In ambedue i casi il discorso allude spudoratamente a sesso e seduzione: “Ci sto andando giù duro, prima te lo do lentamente e poi tu lo dai a me” (“Prada”), ovvero “Il mio flusso psicopatico continua a scorrere nelle tue vene” (“Rakata”). Su medesime cadenze scorrono quindi lo spasmodico “Tiro” e “Luna Llena”, che viceversa trasuda spleen dagli accenti melò (“So che c’è luce in questa oscurità”), mentre più avanti – in “Born Yesterday” – il registro muta in una sorta di R&B da cuore infranto con il cammeo della star australiana Sia.

L’approccio ai vari codici è ovviamente eversivo: Arca li deforma con sistematica perfidia alla maniera di Aphex Twin, suo evidente ascendente nello zodiaco musicale.

Arca Kick iii

Siccome nell’atto seguente rievoca i propri trascorsi da “Dj surrealista”, in Kick iii ci troviamo scaraventati perciò in un club da incubo, accolti dalla voce ostile di una strega (“Bruja”), modello “Trans che viene duro”, e subito dopo ustionati da un “Incendio” appiccato da un rap latino a luce rossa: “Ti strofinerò dappertutto”, promette.

Passate le forche caudine di un “Morbo” inquietante e sopravvissuti all’apparizione della minacciosa Regina del Teschio (“Skullqueen”, appunto), invogliati alla danza (“Sul ritmo, lascia andare i tuoi fianchi”) affrontiamo “Electra Rex”: funk nevrotico nel quale vengono ribaltati i miti di Edipo ed Elettra (“Se Edipo Re uccide il padre e inavvertitamente fa sesso con la madre, ed Elettra è il contrario, uccide la madre e inavvertitamente fa sesso con il padre, Elettra Re è l’unione di maschile e femminile. Uccide sia la madre sia il padre e fa sesso con sé stessa”, ha spiegato l’interessata su Instagram).

Al quarto disco, preceduta da una canzone puttanesca (“Whoresong”) e un interludio dal sapore cameristico (“Esuna”, impreziosito dal violoncello di Oliver Coates), entra in scena “Xenomorphgirl”, diva forestiera che gorgheggia in Auto-Tune e duetta poi insieme alla britannica Planningtorock nell’apogeo pop celebrato con dolente fierezza nell’esplicita “Queer”: “Ho lacrime, ma lacrime di fuoco, lacrime di potere, lacrime da checca, potere da checca”.

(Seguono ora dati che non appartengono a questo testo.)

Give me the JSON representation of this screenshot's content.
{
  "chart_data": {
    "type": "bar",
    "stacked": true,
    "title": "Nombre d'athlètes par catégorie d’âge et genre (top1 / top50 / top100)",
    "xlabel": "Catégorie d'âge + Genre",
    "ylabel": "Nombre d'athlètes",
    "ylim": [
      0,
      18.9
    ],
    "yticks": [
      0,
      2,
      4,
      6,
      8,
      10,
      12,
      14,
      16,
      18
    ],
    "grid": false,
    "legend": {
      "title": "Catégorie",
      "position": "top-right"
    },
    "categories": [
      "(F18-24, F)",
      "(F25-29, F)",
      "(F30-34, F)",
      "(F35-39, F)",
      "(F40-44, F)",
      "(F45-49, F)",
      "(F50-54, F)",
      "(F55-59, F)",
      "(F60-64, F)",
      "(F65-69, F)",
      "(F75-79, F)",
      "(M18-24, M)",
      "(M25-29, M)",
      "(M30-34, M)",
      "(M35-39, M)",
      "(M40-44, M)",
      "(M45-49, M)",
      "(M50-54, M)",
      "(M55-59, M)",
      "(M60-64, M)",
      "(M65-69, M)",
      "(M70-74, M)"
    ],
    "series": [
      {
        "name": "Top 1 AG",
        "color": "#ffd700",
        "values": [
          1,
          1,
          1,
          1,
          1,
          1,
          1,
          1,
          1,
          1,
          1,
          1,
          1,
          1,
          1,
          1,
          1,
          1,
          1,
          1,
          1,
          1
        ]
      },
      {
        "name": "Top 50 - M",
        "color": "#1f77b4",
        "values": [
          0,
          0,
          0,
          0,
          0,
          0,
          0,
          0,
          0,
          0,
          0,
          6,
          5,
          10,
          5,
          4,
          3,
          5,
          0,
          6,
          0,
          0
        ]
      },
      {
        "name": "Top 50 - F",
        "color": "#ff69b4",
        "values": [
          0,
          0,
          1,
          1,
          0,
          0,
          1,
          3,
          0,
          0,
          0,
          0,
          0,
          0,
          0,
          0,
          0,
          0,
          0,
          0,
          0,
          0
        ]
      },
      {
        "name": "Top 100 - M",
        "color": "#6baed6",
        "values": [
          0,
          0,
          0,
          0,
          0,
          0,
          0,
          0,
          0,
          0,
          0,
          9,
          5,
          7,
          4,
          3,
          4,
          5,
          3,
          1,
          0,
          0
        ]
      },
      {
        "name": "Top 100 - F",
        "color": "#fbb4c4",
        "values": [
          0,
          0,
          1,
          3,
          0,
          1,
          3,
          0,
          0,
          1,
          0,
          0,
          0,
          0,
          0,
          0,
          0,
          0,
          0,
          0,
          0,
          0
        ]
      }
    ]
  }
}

Il tono è qui più sommesso e la strumentazione varia di conseguenza, fra accordi di pianoforte (in “Witch”, dove compare l’icona genderfuck Susanne Oberbeck, alias No Bra), un’inopinata chitarra elettrica dal timbro indie rock (nella squisita ballata “Boquifloja”) e mesti sintetizzatori (su cui si adagia in “Alien Inside” il recitato di miss Garbage, ossia Shirley Manson).

Arca Kick iiii

Tipo quiete dopo la tempesta arriva infine – inatteso, dicevamo – il volume conclusivo, in prevalenza strumentale e votato a una rarefazione di scuola ambient, oscillante fra le tenebre di “Amrep” e la luminosità di “Fireprayer”, esibendo quale asso nella manica il decano Ryuichi Sakamoto, in “Sanctuary” oratore di “una fede mutante, post umana”.

È quella l’esatta dimensione attuale di Alejandra Ghersi Rodriguez, che avendo compiuto in pubblico la propria metamorfosi sessuale (come Antony/Anohni, ma in modo più sfacciato) ed essersi messa a capo di una “comunità di mutanti” ha generato intorno a sé – producendo musiche inaudite – un mondo intero: letteralmente deus ex machina.